Si nota molto che avete sempre la rabbia di voler portare la partita a casa.
“Sono stati importanti questi due anni, abbiamo vinto ma anche le sconfitte sono state formative, come la finale di Champions. L’anno scorso in campionato abbiamo perso 12 partite, quindi siamo cresciuti tanto in consapevolezza e non vogliamo che succedano gli errori del passato”.

La sconfitta di Istanbul però vi ha dato la percezione di potervela giocare con tutti.
“Tutti ci davano per spacciati però eravamo convinti di fare bene ed è successo”.

Siete una squadra forte.
“Sì, ce la giochiamo con tutti”.

Il Darmian fuori dal campo?
“Seguo il tennis, non tanto il basket però ci sono Barella e Bastoni che sono malati. Poi con Alex Cordaz mi sono avvicinato al ciclismo: mi è iniziato a piacere, però preferisco il tennis”.

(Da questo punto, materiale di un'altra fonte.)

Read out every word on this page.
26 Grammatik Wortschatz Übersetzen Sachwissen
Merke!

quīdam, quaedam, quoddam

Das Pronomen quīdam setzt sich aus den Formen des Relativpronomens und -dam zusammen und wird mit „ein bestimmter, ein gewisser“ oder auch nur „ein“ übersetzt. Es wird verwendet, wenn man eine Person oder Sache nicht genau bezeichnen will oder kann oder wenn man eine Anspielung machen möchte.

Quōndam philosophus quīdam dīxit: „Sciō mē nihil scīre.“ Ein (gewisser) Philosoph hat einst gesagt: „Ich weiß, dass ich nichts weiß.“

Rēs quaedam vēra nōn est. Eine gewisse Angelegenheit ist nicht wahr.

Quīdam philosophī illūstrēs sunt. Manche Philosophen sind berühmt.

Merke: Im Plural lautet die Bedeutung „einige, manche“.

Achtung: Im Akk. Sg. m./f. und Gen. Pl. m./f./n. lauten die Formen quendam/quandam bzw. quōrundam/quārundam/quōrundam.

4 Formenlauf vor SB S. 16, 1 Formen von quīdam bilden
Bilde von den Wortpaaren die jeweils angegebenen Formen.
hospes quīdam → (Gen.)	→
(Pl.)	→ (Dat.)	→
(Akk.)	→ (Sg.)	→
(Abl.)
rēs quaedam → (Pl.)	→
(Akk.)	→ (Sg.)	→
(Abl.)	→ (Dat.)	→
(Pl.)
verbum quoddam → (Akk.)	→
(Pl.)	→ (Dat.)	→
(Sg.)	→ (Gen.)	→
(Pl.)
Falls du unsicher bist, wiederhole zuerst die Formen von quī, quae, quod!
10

Il tuo idolo sportivo in assoluto, col quale sogni di andare a cena a parte me?
“Con te ci sono stato a cena… Dico Roger Federer, per quello che ha fatto e per lo stile che ha. Oltre ad essere un campione”.

Se dovessi scegliere un superpotere, quale vorresti?
“Non lo so… Forse il teletrasporto per poter viaggiare e fare qualcosa di più appariscente in campo”.

Sei arrivato qui con tanto scetticismo, poi sei diventato un idolo per i tifosi. Per me è stato un piacere avere condiviso tante cose con te.
“Mi fa piacere. Quando sono arrivato potevo capire il tifoso e questo pensiero, io mi sono rimesso abbastanza in gioco. Da Manchester sono andato a Parma perché volevo giocare, cosa che non facevo in Inghilterra, poi è venuto tutto di conseguenza”.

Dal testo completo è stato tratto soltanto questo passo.